Located in London, United Kingdom, Qardus operates in the Finance & Payments (Digital Mixed B2B/B2C) sectors. Incorporated in August 2019, the firm reports a Valuation (pre-money) of £8M; Equity offered is 3.83%; Share price is £7.51; Tax relief; EIS.
Key business highlights are as follows:
- Over £2.3 million in SME financing.*
- Growing list of investors with £8.2k avg. investment balance.
- 3x increase in avg. revenue per deal (ARPD) over last year.
- Track record with over £600k in repayments to date.
Key features: Secondary Market; Seedrs nominee min. £15.02 +; Direct investment min. £25,000.00 +.
In the UK, the 4 million strong British Muslim community “contributes over £31 billion to the UK economy (2012 stats).”
However this highly entrepreneurial community “is massively underserved due to the lack of financial services that align with their ethics and values.” This is primarily “due to prohibitions on the payment and receiving of interest in Islam.”
There is a gap in the market in particular “when it comes to Sharia-compliant (i.e.
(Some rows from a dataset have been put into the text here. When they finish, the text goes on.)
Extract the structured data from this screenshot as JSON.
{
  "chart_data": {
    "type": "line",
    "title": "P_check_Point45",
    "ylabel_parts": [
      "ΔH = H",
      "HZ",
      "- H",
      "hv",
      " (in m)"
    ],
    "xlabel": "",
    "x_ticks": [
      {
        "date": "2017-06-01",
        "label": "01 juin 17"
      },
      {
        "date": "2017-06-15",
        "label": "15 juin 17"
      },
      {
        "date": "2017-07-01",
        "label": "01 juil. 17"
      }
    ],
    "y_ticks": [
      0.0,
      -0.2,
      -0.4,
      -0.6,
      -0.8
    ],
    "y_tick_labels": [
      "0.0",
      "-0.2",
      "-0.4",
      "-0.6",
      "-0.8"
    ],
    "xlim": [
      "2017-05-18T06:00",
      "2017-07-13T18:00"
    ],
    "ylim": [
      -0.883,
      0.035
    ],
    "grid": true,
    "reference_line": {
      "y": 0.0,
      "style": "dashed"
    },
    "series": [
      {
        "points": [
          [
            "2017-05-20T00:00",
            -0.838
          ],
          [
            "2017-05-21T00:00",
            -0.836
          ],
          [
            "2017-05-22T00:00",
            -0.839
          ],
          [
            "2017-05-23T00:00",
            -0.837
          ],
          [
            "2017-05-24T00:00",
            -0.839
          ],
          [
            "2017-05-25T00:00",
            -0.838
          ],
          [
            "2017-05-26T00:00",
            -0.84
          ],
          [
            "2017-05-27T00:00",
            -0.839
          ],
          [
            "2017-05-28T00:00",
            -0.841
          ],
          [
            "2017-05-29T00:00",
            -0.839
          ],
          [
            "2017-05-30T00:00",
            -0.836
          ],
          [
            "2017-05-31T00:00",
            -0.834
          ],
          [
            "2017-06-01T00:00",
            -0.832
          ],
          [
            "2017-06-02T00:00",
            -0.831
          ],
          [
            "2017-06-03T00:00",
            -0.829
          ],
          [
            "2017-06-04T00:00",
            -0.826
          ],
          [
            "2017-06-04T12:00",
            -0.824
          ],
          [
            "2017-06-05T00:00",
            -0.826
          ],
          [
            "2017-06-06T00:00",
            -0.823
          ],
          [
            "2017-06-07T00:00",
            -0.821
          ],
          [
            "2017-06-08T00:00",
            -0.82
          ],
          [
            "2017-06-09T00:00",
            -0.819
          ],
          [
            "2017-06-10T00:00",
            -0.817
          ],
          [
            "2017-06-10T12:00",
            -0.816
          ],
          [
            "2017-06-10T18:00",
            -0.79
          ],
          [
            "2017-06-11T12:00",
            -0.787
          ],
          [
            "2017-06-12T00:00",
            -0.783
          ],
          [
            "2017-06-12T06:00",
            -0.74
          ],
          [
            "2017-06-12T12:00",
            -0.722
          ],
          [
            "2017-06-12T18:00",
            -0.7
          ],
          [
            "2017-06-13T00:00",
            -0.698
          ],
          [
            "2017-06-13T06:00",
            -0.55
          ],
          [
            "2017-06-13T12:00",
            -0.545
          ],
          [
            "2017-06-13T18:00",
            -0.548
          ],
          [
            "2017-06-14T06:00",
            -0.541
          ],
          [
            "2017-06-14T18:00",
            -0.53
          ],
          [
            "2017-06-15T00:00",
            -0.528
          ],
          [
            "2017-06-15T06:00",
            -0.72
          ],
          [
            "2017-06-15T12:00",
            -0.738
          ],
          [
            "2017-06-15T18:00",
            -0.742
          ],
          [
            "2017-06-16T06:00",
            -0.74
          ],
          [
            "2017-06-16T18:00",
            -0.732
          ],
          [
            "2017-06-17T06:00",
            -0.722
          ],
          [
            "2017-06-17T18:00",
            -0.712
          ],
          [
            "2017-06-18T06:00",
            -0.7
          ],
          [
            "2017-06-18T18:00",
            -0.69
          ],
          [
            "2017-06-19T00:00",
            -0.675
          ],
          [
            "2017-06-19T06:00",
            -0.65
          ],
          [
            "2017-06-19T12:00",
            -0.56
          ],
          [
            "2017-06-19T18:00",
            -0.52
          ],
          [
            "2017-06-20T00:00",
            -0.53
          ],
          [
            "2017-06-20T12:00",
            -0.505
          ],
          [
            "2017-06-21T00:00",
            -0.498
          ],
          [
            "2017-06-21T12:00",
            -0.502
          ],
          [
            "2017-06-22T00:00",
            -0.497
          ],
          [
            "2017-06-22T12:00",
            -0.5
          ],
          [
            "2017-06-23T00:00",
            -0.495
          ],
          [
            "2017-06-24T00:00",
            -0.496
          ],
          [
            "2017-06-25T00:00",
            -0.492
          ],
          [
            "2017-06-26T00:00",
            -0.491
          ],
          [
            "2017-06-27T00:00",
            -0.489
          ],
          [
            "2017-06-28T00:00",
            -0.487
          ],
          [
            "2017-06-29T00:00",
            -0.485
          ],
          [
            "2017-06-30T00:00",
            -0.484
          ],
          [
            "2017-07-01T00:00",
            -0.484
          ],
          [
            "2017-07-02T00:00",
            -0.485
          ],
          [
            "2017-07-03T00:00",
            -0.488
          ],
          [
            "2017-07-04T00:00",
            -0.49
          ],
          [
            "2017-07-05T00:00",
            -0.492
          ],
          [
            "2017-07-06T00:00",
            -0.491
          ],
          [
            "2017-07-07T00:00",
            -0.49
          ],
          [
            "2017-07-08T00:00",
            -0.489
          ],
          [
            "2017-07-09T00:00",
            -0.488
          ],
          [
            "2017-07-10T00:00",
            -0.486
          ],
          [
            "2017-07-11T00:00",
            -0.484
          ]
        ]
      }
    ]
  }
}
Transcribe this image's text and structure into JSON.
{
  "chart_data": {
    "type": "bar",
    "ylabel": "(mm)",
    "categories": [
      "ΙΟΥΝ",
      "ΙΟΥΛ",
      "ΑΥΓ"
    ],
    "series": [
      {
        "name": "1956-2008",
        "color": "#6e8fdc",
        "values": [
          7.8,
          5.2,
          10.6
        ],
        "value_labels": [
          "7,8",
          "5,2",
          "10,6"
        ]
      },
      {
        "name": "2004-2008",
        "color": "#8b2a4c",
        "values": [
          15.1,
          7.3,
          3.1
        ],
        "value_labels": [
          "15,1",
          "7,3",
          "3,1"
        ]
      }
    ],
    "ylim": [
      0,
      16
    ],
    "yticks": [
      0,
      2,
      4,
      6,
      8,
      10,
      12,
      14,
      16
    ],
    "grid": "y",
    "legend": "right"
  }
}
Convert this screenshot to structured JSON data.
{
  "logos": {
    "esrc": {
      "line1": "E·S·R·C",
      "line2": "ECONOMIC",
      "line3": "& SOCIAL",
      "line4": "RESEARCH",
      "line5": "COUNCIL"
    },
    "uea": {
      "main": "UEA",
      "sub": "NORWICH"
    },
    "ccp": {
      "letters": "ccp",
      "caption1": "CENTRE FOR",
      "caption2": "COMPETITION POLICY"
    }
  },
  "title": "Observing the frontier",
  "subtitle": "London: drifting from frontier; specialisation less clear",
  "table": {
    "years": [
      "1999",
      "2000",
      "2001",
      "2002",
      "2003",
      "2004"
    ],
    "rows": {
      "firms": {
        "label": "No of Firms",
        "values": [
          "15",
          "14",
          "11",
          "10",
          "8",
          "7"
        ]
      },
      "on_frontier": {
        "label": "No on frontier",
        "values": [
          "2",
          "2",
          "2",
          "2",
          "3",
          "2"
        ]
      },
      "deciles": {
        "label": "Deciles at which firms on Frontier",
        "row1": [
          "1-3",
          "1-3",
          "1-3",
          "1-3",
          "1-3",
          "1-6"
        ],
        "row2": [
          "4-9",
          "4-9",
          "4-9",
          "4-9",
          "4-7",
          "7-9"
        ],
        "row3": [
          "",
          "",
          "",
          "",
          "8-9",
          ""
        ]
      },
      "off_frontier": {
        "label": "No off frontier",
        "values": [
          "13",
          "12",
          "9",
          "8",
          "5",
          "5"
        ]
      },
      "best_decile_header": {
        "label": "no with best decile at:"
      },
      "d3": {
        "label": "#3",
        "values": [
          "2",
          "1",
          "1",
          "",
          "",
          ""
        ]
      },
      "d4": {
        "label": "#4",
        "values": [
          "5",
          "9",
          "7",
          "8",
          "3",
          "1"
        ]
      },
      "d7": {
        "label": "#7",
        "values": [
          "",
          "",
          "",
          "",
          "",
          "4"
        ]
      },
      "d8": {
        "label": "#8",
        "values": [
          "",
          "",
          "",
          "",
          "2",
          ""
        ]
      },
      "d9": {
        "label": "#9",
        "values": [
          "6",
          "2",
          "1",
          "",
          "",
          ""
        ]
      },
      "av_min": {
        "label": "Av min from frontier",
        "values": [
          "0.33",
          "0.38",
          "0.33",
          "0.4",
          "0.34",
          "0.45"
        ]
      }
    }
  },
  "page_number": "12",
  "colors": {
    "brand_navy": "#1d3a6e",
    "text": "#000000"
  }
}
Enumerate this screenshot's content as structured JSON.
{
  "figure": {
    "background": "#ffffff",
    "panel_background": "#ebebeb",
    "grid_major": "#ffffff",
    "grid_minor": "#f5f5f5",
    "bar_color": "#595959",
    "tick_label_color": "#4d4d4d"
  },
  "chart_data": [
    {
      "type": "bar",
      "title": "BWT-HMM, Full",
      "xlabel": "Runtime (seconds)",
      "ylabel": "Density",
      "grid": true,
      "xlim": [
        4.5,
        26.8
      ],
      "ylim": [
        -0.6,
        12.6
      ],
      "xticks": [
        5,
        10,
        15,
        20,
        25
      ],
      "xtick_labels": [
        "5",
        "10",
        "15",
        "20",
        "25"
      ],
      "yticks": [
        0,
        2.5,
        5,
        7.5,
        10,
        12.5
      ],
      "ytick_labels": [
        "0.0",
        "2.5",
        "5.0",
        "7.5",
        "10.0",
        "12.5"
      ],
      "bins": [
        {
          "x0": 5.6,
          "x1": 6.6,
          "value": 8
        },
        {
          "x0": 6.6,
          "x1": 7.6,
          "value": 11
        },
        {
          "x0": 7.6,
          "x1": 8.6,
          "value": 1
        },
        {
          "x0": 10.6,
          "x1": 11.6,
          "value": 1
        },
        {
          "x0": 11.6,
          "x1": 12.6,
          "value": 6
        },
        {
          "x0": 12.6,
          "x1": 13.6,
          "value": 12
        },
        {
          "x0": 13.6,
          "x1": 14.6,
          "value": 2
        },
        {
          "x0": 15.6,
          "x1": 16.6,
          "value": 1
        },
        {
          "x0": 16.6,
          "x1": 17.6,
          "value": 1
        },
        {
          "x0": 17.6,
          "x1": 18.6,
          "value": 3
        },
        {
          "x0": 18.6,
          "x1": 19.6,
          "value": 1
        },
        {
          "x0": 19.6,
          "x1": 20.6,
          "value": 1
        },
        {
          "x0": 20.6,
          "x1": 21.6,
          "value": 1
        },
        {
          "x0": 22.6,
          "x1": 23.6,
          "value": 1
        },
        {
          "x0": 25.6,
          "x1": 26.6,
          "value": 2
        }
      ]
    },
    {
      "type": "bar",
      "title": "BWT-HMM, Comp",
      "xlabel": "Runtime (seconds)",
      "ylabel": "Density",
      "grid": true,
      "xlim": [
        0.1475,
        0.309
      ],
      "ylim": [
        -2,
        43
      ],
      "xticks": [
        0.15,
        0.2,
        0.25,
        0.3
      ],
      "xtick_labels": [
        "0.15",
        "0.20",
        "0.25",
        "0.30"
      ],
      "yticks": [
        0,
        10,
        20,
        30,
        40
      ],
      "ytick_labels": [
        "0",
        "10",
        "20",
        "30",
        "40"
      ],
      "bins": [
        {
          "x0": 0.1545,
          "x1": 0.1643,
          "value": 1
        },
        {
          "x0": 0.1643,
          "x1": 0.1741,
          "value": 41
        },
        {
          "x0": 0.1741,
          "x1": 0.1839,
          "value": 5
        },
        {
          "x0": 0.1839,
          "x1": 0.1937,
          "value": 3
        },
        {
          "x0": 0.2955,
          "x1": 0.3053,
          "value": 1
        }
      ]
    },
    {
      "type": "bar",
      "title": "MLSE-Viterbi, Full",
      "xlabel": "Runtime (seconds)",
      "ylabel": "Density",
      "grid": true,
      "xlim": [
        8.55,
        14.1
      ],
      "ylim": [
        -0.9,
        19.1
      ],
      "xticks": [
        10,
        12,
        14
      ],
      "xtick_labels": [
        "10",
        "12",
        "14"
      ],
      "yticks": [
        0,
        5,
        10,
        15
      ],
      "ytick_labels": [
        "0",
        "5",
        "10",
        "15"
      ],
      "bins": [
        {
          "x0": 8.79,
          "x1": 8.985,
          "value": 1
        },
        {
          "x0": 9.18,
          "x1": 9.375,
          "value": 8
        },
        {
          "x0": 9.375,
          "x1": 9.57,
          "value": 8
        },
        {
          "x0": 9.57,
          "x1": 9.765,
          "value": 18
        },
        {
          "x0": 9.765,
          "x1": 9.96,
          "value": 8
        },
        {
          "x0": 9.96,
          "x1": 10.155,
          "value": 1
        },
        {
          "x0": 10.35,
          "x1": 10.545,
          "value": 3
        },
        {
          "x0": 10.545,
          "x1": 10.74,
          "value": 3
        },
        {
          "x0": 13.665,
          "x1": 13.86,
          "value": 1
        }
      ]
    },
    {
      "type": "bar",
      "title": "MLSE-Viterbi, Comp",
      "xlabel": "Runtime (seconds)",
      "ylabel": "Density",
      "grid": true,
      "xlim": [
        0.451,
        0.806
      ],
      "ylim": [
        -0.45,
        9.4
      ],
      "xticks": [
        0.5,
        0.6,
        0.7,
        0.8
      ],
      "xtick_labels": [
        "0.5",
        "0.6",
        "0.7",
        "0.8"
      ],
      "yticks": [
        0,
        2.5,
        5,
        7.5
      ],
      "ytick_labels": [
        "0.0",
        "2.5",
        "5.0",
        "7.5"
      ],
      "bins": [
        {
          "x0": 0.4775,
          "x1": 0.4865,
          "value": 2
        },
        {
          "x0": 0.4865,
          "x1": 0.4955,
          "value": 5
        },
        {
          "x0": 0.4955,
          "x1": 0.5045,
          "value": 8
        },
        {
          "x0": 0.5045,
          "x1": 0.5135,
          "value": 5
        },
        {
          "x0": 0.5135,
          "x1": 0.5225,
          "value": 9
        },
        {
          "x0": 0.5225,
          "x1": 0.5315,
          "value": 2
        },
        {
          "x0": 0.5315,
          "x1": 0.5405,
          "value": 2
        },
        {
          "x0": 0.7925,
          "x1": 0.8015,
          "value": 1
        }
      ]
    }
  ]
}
Islamic) business financing options for SMEs and fixed income products for investors.”
Globally, even though the Islam finance market is “expected to reach £3.69 trillion by 2024, 35% of SMEs in Islamic (OIC) countries are deterred from obtaining financing due to a lack of Islamic financing options (IFC).”
At Qardus they aim “to solve this problem by leveling the playing field so all SMEs can grow and continue to play a vital role in the economy.”
Qardus is the UK’s first ethical & Sharia-compliant financing marketplace “for social impact SMEs and investors.”
The firm’s Monetisation strategy is as follows:
Current Revenue Stream
The firm charges SMEs “an arrangement fee of 5% of funds raised on our platform.”
These are deducted “from the proceeds before drawdown by the business.” On their last couple of deals they “started charging 6%.”
As explained by the firm:
“We charge investors an ongoing annual servicing fee of 3% of the funds invested. On our last deal we started charging 3.5%. This means our total fees currently amount to 14% of the deal value over the 36 months tenor of a facility.”
Future Revenue Stream
In addition to the fees highlighted, going forwards the firm plans to charge:
- In addition to the fees highlighted, going forwards we expect to charge: Financing as a Service (FaaS) fees for use of our proprietary technology by Islamic financial institutions across the globe.
- In addition to the fees highlighted, going forwards we plan to charge banking fees, as we aim to become an Islamic SME challenger bank. We note that this will require us seeking additional regulatory permissions.